Participatif
ACCÈS PUBLIC
22 / 10 / 2012 | 3 vues
Eric Beynel / Membre
Articles : 12
Inscrit(e) le 29 / 03 / 2010

La moquette et les lambris dorés sont-ils utiles au syndicalisme ?

L'activité syndicale réserve parfois des journées étranges par leurs décors et où le silence feutré des salons de la République prend la place des atmosphères plus spartiates des bureaux syndicaux. Le syndicaliste de luttes qui scande dans les cortèges des manifestations : « ce n'est pas dans les salons qu'on obtiendra satisfaction », pourrait alors se trouver en décalage et beaucoup de ses camarades pourraient penser qu'il s'est vendu et joue les bureaucrates courant après les prébendes. Et pourtant...

Le bâtiment du Conseil économique, social et environnemental de la place Iéna à Paris est devenu, depuis la conférence sociale initiée par le nouveau gouvernement au début de l'été, l'incontournable du dialogue social. Pas une semaine sans que celui-ci n'y convoque un aréopage de syndicalistes pour y parler social ou environnemental, jamais fiscal, malheureusement. Pourtant, le lieu manque de convivialité et dans ses alentours, pas un café à l’horizon. Il se dit qu’il en existerait un dans un grand hôtel à un tel prix prohibitif que personne n’a osé essayer.

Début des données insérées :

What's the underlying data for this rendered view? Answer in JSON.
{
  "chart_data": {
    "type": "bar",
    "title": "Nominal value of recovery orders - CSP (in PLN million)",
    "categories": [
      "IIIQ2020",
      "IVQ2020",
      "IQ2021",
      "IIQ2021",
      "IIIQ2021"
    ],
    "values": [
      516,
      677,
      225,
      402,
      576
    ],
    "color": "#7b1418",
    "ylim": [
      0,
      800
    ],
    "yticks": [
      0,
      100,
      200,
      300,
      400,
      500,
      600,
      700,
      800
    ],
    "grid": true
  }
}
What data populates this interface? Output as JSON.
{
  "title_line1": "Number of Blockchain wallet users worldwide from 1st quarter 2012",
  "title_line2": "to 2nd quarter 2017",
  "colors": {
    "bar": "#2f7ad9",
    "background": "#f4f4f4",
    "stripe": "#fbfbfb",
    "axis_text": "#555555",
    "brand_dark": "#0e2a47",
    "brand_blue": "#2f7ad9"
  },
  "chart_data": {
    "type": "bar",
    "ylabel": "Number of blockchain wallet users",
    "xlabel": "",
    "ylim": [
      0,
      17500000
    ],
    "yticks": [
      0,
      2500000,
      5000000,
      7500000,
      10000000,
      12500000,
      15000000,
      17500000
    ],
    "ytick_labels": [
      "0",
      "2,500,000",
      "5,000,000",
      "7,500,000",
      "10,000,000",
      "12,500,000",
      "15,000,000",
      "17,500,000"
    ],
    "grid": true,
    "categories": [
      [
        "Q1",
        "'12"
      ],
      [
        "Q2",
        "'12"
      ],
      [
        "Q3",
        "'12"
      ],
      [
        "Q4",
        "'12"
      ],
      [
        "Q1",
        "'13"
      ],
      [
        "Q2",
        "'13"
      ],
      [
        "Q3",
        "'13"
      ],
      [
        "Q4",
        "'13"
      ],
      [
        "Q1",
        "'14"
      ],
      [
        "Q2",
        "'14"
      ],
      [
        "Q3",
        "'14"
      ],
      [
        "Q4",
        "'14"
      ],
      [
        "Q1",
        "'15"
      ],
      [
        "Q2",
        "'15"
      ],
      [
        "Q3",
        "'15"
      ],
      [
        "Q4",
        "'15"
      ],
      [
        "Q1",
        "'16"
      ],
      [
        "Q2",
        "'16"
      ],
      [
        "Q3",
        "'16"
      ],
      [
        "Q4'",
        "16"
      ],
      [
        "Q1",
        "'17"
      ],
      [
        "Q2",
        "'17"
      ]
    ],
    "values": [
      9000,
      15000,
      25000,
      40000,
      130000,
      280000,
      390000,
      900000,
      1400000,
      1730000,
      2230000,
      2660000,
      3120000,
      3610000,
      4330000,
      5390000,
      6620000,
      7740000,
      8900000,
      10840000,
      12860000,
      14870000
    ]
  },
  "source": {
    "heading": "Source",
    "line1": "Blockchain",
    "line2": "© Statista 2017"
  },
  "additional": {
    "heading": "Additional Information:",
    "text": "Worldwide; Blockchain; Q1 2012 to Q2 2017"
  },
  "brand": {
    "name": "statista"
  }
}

C'est dans ces lieux que vendredi, la fondation Copernic, quelques mois après la parution de son excellente note Répression et discrimination syndicales, aux éditions Syllepses, réunissait pour un colloque un nombre important de praticiens du droit social, politiques, économistes, inspecteurs du travail et syndicalistes. Tout cet aréopage était réuni pour débattre de cette répression souterraine et sur l'invisibilité sociale de cette délinquance patronale quasi impunie. Le faible taux de syndicalisation est souvent repris comme le symptôme d'un manque de représentativité des organisations syndicales. N’oublions pas que le nombre de syndiqués est par ailleurs beaucoup plus important que le nombre d'adhérents des partis politiques et que, par ailleurs, les élections professionnelles obtiennent le plus souvent des taux de participation très conséquents.

On oublie souvent à quel point il est difficile pour un syndicat de s’implanter dans une entreprise, petite ou grande, et que la démocratie s’arrête généralement à la porte des entreprises. Il est tout autant difficile de lutter contre les discriminations dont souffrent les militants syndicaux. Ce colloque organisé par la Fondation Copernic a été l’occasion de mettre cela en lumière et surtout de lancer la mise en place d'un observatoire de la répression et de la discrimination syndicale, pour lequel déjà cinq organisations syndicales sont actrices. Il s’agira de mettre en visibilité cette réalité sociale et d’ainsi permettre de la combattre. Son action s’articulera autour des outils suivants.

Un rapport annuel qui fournira un état des lieux de la discrimination et de la répression syndicale en France. Il sera validé par un comité scientifique issu de différentes disciplines et professions. Pour cela, il se basera sur les informations syndicales, administratives et de recherches disponibles ou qui pourront être effectuées à sa demande :

  • des notes régulières pourront être publiées afin d’intervenir dans le débat public,
  • des séminaires visant à donner une plus grande visibilité à ces problématiques,
  • un site internet afin de mettre à disposition un certain nombre d’informations (notamment juridique). Ce site permettra de recenser et de rendre public des cas de répression et de discrimination syndicales dans les entreprises.


Pas mal, se dit le syndicaliste, pour des paroles lancées dans le silence des moquettes épaisses du Conseil économique, social et environnemental. 

Hasard du calendrier, le même jour, vendredi 12 octobre, l’ANDEVA organisait dans la grande salle Clémenceau, au Sénat, un colloque scientifique consacré à l’état des connaissances et aux différences en termes de prévention et de traitement des victimes d’un pays à l’autre. Cette journée réunissait des chercheurs et associations de luttes contre de l’amiante d’une vingtaine de pays, dont des représentants des derniers pays producteurs de ce produit tueur. L’objectif principal de cette journée était d’œuvrer à une interdiction mondiale de l’amiante.

À la fin de cette journée, le syndicaliste se dit que les salons de la République peuvent être bien utilisés et peuvent permettre de lancer des projets importants et cruciaux pour la défense des travailleurs, de leurs droits ou de leur santé. Mais une inquiétude nous traverse subitement : tout au long de cette journée, nous n’avons pas croisé d’élus qui s’y soient intéressés.